Data lakes with ACID
Data lakes based on Parquet/ORC files in S3/HDFS have limits: no multi-file ACID transactions, no controlled schema evolution, no time travel, query performance with huge file lists. Table formats add a metadata layer above files to solve these issues.
Apache Iceberg, created by Ryan Blue and Daniel Weeks at Netflix from 2017, donated to Apache Foundation in 2018 and Graduated TLP in May 2020. Apache 2.0 licence.
Features
- Snapshot isolation — each commit produces a snapshot; readers see a consistent point in time
- Time travel — queries on historical snapshots (
SELECT ... AT TIMESTAMP '2021-01-15') - Schema evolution — add/rename/drop column with backward compatibility
- Partition evolution — partition strategy change without rewrite
- Hidden partitioning — Iceberg manages partitions automatically based on column values
- Row-level operations — efficient UPDATE, DELETE, MERGE
- ACID transactions — atomic commits across multiple files
Compute engines
Iceberg is decoupled from compute engine.

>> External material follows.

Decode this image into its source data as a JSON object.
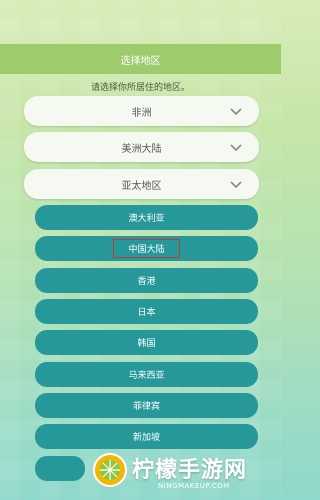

Natively supported by:
- Apache Spark
- Trino / Presto
- Apache Flink
- AWS Athena, Google BigQuery (external tables)
- DuckDB, Dremio
The three table formats
Three main lakehouse table formats are establishing themselves:
- Delta Lake (Databricks) — Linux Foundation Open Source, more tied to Spark
- Apache Iceberg — neutral, multi-engine support
- Apache Hudi — Uber-originated, streaming upsert focus
Iceberg’s “vendor-neutral” positioning is a key strength versus Delta Lake.
In the Italian context
Italian adoption in companies with mature data lakes: banks, telco, large retailers, research institutes.
References: Apache Iceberg. Ryan Blue, Daniel Weeks, Netflix (2017). Apache TLP (May 2020). Apache 2.0 licence. Alternatives: Delta Lake (Databricks), Apache Hudi (Uber).